Он вдруг замолчал и подозрительно уставился на меня. 
- Ты мне смотри-и, - прошептал он. - Ты подписку дал. Вот так. 
За соседним столиком освободилось место. Майор встал и перебрался. Туда ему и заказ принесли, оттуда он грозил мне пальцем и шипел: "Вот так!" 
Вот так! Так и никак иначе! Он распухал у меня на глазах, двоился, троился, переодевался в серые плащи, обрастал погонами и орденами, размножился по всему ресторану. Вот так! Да нет же - не так! Не будет так, майор, эмгебешник, сволочь проклятая, не будет так! Я сдохну, чтобы так не было. 
Я не помню, как и откуда появился Брынский. Кажется, он сначала звал меня с другого конца ресторана, но я не вставал, и он сам пришел ко мне. Водки у меня уже не было, и я пошел требовать долг с эмгебешника, а Брынский твердил: 
- Плюнь! Я тебе стихи почитаю. 
- Сейчас, - сказал я, - сейчас. 
Я пошел в уборную и подставил голову под кран. Ко мне подошел служитель: 
- Молодой человек, хотите, через пятнадцать минут трезвым будете? 

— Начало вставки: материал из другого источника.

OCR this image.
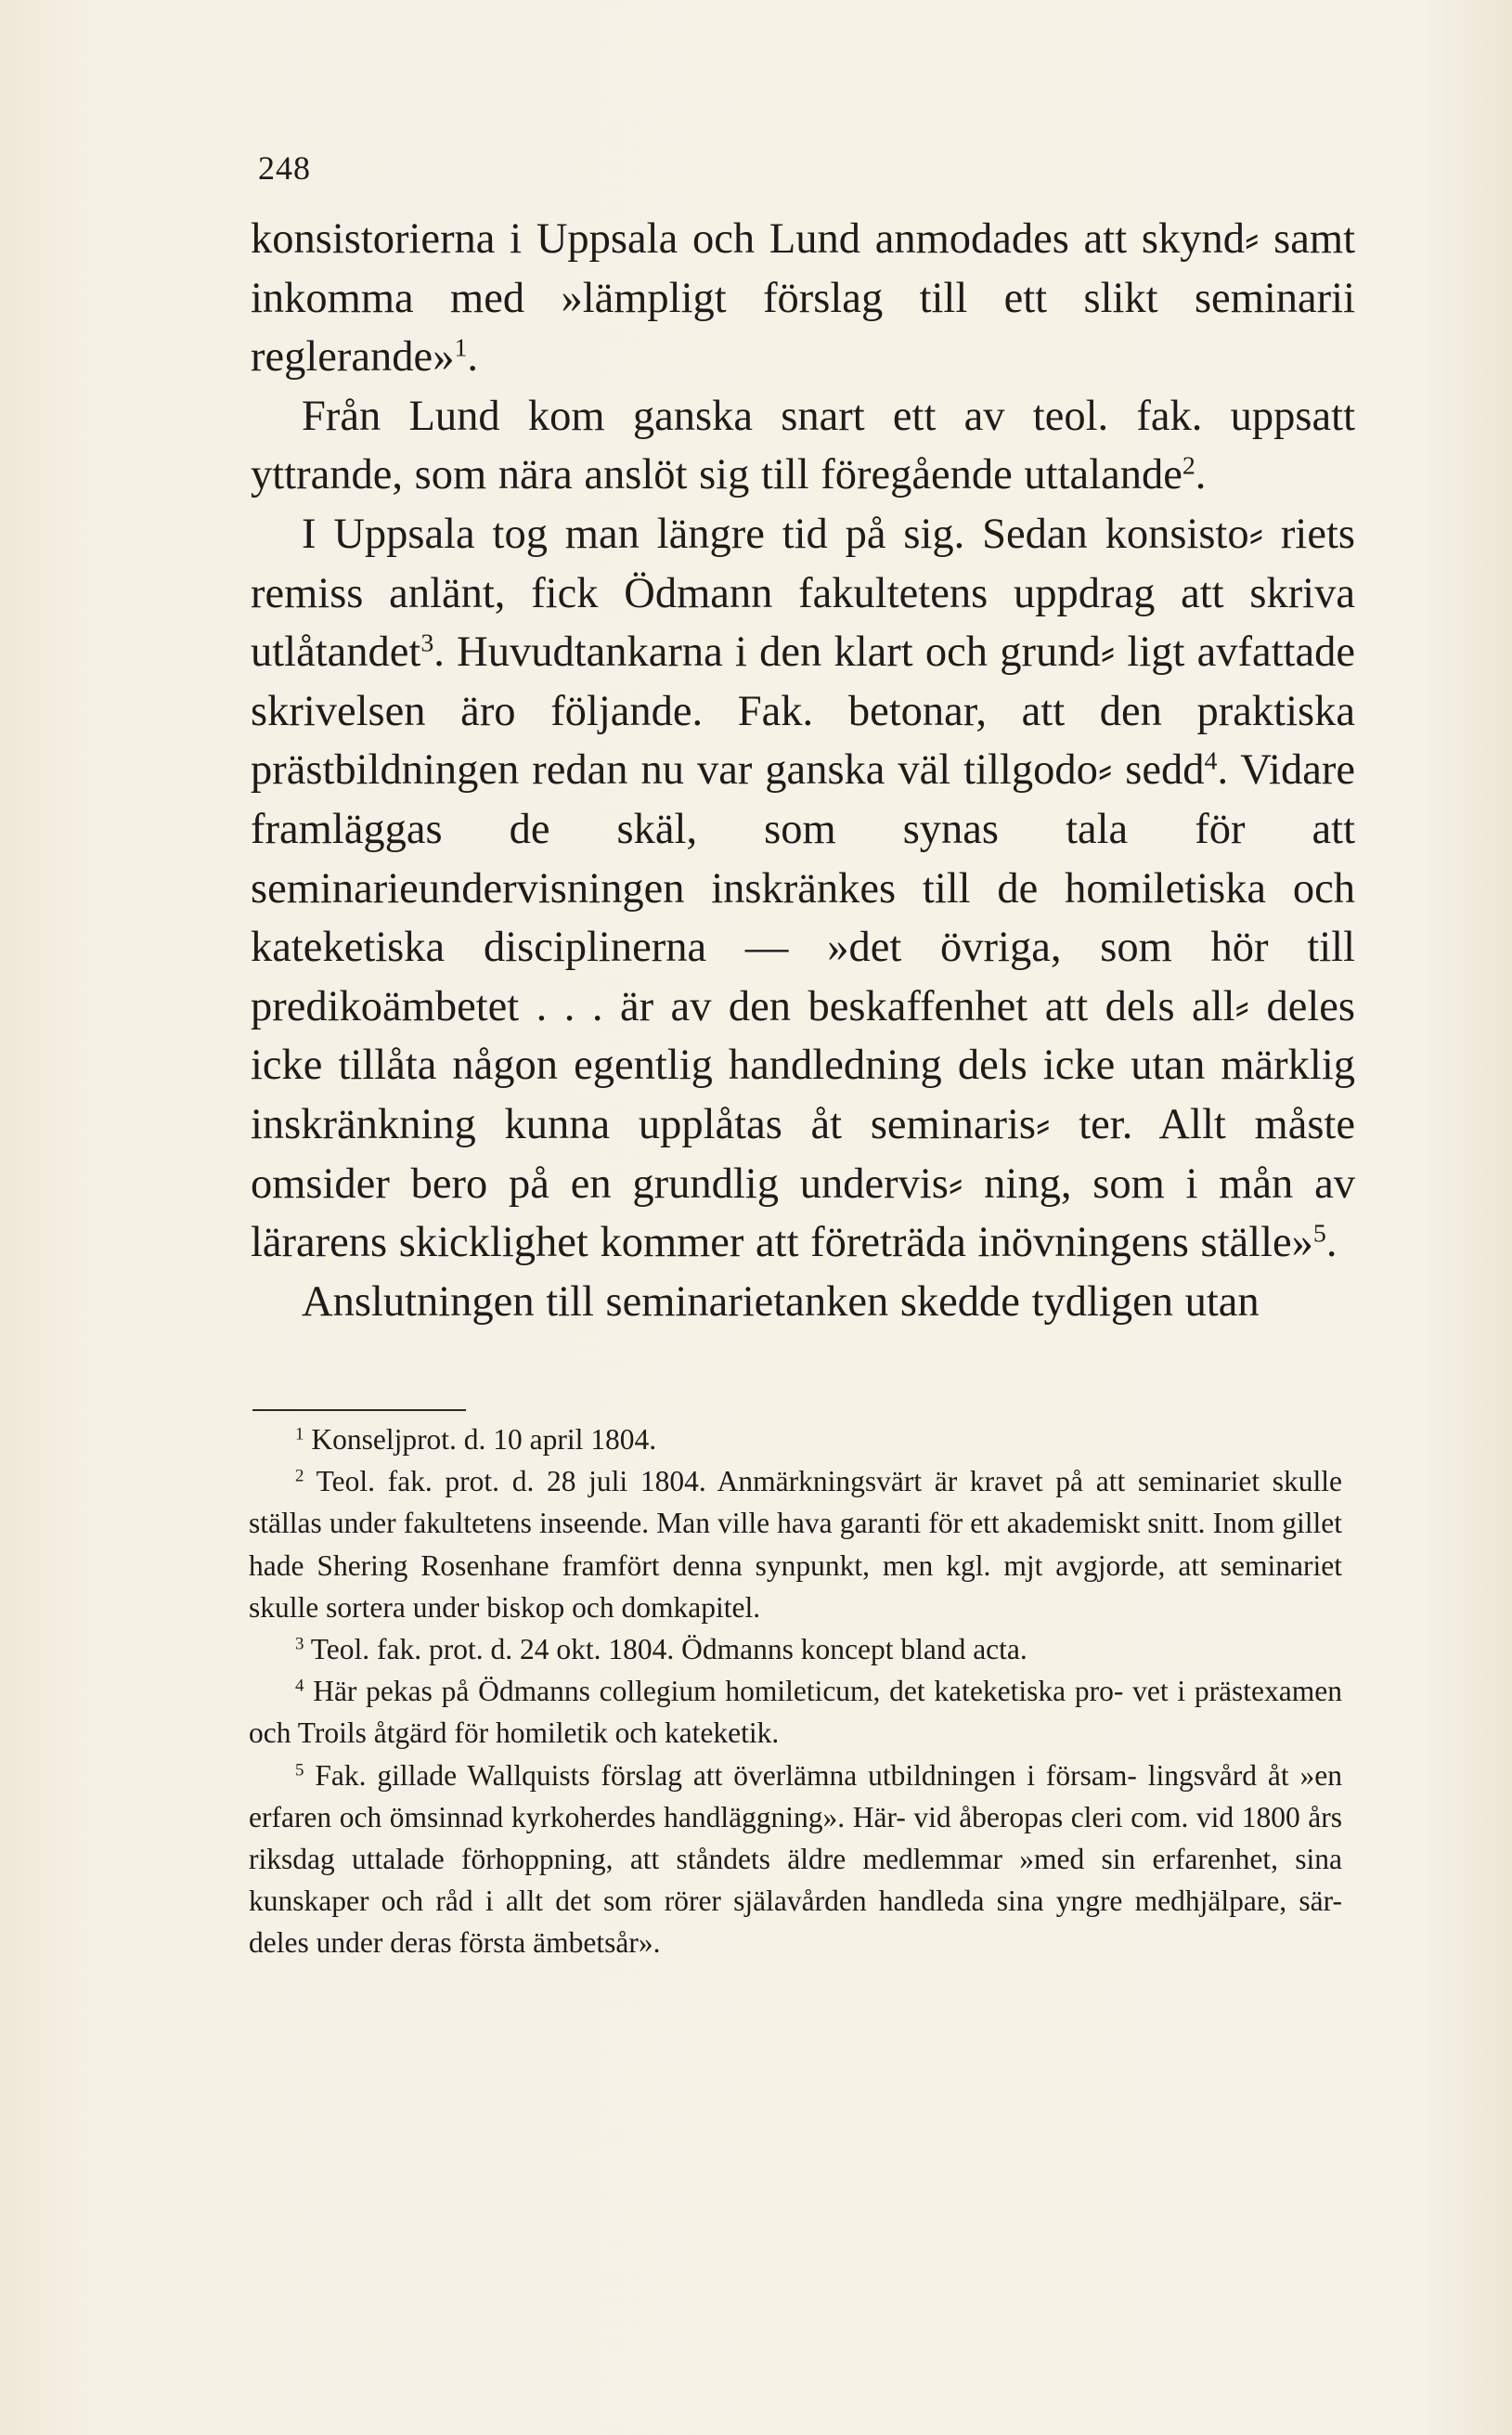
248

konsistorierna i Uppsala och Lund anmodades att skynd⸗ samt inkomma med »lämpligt förslag till ett slikt seminarii reglerande»$^1$.

Från Lund kom ganska snart ett av teol. fak. uppsatt yttrande, som nära anslöt sig till föregående uttalande$^2$.

I Uppsala tog man längre tid på sig. Sedan konsisto⸗ riets remiss anlänt, fick Ödmann fakultetens uppdrag att skriva utlåtandet$^3$. Huvudtankarna i den klart och grund⸗ ligt avfattade skrivelsen äro följande. Fak. betonar, att den praktiska prästbildningen redan nu var ganska väl tillgodo⸗ sedd$^4$. Vidare framläggas de skäl, som synas tala för att seminarieundervisningen inskränkes till de homiletiska och kateketiska disciplinerna — »det övriga, som hör till predikoämbetet . . . är av den beskaffenhet att dels all⸗ deles icke tillåta någon egentlig handledning dels icke utan märklig inskränkning kunna upplåtas åt seminaris⸗ ter. Allt måste omsider bero på en grundlig undervis⸗ ning, som i mån av lärarens skicklighet kommer att företräda inövningens ställe»$^5$.

Anslutningen till seminarietanken skedde tydligen utan

$^1$ Konseljprot. d. 10 april 1804.

$^2$ Teol. fak. prot. d. 28 juli 1804. Anmärkningsvärt är kravet på att seminariet skulle ställas under fakultetens inseende. Man ville hava garanti för ett akademiskt snitt. Inom gillet hade Shering Rosenhane framfört denna synpunkt, men kgl. mjt avgjorde, att seminariet skulle sortera under biskop och domkapitel.

$^3$ Teol. fak. prot. d. 24 okt. 1804. Ödmanns koncept bland acta.

$^4$ Här pekas på Ödmanns collegium homileticum, det kateketiska pro- vet i prästexamen och Troils åtgärd för homiletik och kateketik.

$^5$ Fak. gillade Wallquists förslag att överlämna utbildningen i försam- lingsvård åt »en erfaren och ömsinnad kyrkoherdes handläggning». Här- vid åberopas cleri com. vid 1800 års riksdag uttalade förhoppning, att ståndets äldre medlemmar »med sin erfarenhet, sina kunskaper och råd i allt det som rörer själavården handleda sina yngre medhjälpare, sär- deles under deras första ämbetsår».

- Хочу, - сказал я. - На всю жизнь... 
- На всю не выйдет, - ответил он деловито. - Три рубля пожалуйте. 
Я дал ему трешку. Он отвел меня за перегородку, усадил на стул и сунул в руки флакон с витамином "Б-прим". 

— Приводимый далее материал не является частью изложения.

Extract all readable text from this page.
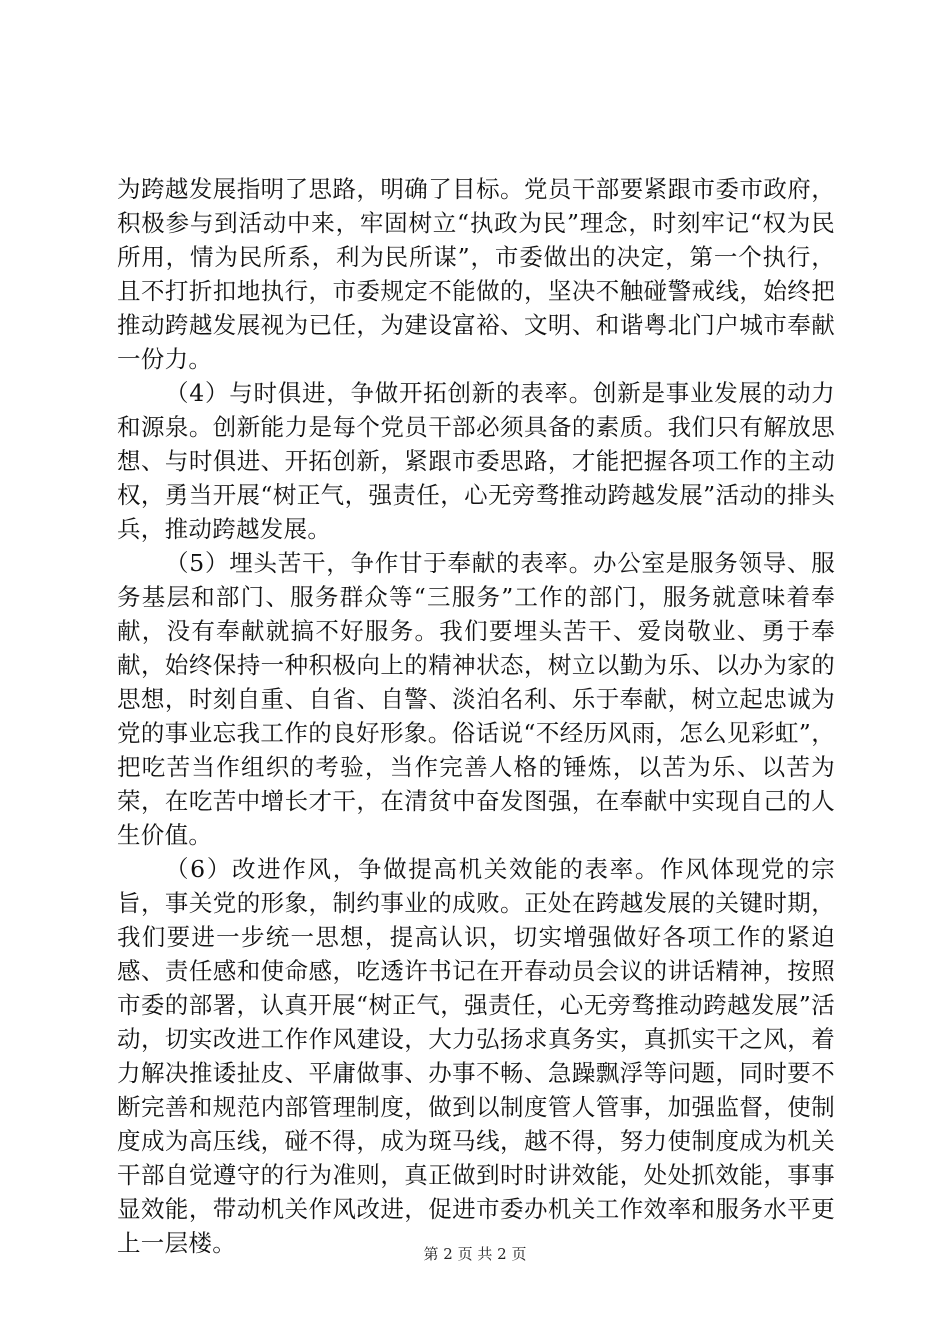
为跨越发展指明了思路，明确了目标。党员干部要紧跟市委市政府，积极参与到活动中来，牢固树立“执政为民”理念，时刻牢记“权为民所用，情为民所系，利为民所谋”，市委做出的决定，第一个执行，且不打折扣地执行，市委规定不能做的，坚决不触碰警戒线，始终把推动跨越发展视为已任，为建设富裕、文明、和谐粤北门户城市奉献一份力。

（4）与时俱进，争做开拓创新的表率。创新是事业发展的动力和源泉。创新能力是每个党员干部必须具备的素质。我们只有解放思想、与时俱进、开拓创新，紧跟市委思路，才能把握各项工作的主动权，勇当开展“树正气，强责任，心无旁骛推动跨越发展”活动的排头兵，推动跨越发展。

（5）埋头苦干，争作甘于奉献的表率。办公室是服务领导、服务基层和部门、服务群众等“三服务”工作的部门，服务就意味着奉献，没有奉献就搞不好服务。我们要埋头苦干、爱岗敬业、勇于奉献，始终保持一种积极向上的精神状态，树立以勤为乐、以办为家的思想，时刻自重、自省、自警、淡泊名利、乐于奉献，树立起忠诚为党的事业忘我工作的良好形象。俗话说“不经历风雨，怎么见彩虹”，把吃苦当作组织的考验，当作完善人格的锤炼，以苦为乐、以苦为荣，在吃苦中增长才干，在清贫中奋发图强，在奉献中实现自己的人生价值。

（6）改进作风，争做提高机关效能的表率。作风体现党的宗旨，事关党的形象，制约事业的成败。正处在跨越发展的关键时期，我们要进一步统一思想，提高认识，切实增强做好各项工作的紧迫感、责任感和使命感，吃透许书记在开春动员会议的讲话精神，按照市委的部署，认真开展“树正气，强责任，心无旁骛推动跨越发展”活动，切实改进工作作风建设，大力弘扬求真务实，真抓实干之风，着力解决推诿扯皮、平庸做事、办事不畅、急躁飘浮等问题，同时要不断完善和规范内部管理制度，做到以制度管人管事，加强监督，使制度成为高压线，碰不得，成为斑马线，越不得，努力使制度成为机关干部自觉遵守的行为准则，真正做到时时讲效能，处处抓效能，事事显效能，带动机关作风改进，促进市委办机关工作效率和服务水平更上一层楼。	第 2 页 共 2 页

- Ешьте, - сказал он. - Только не засыпайте. 
Я глотал драже, давился и не верил. Однако минут через двадцать на слабых ногах, но почти трезвый, я вышел в зал. 
Брынский ждал меня. 
- Слушай, - сказал он. - И вы слушайте, - он повернулся к Вашечкину и его Люде - они уже вернулись. Лицо его стало каменным, он взялся за щеки и прочел: 
Пройдут века, прекрасны и суровы, 
Чтоб мы смогли всё знать и всё уметь, 
Тогда спадут небесные покровы 
И завопит архангелова медь. 
Народ завоет: "Как же так? До срока?" 
И взмолится "Немного погодя..." 
Народ, спеша, отыщет лжепророка, 
Народ, блюя, создаст себе вождя. 
И побежит бессмысленно куда-то, 
А вождь наморщит мудрое чело 
И вот восстанут снова брат на брата, 
Рассудок на рассудок, зло на зло... 
И чёрный конь сверкающей подковой 
Ударит о заждавшийся гранит 
И землю всю период ледниковый 
В мильонный раз, кряхтя, оледенит. 
...Доктрины строя, лезя в поднебесье, 
Глупцы, глупцы, не увидали мы, 
Что стержень жизни - только в равновесье 
Добра и зла, сияния и тьмы. 
- Поэт! - воскликнул Вашечкин. - Настоящий поэт! Напишите мне автограф. Я - доцент Вашечкин. 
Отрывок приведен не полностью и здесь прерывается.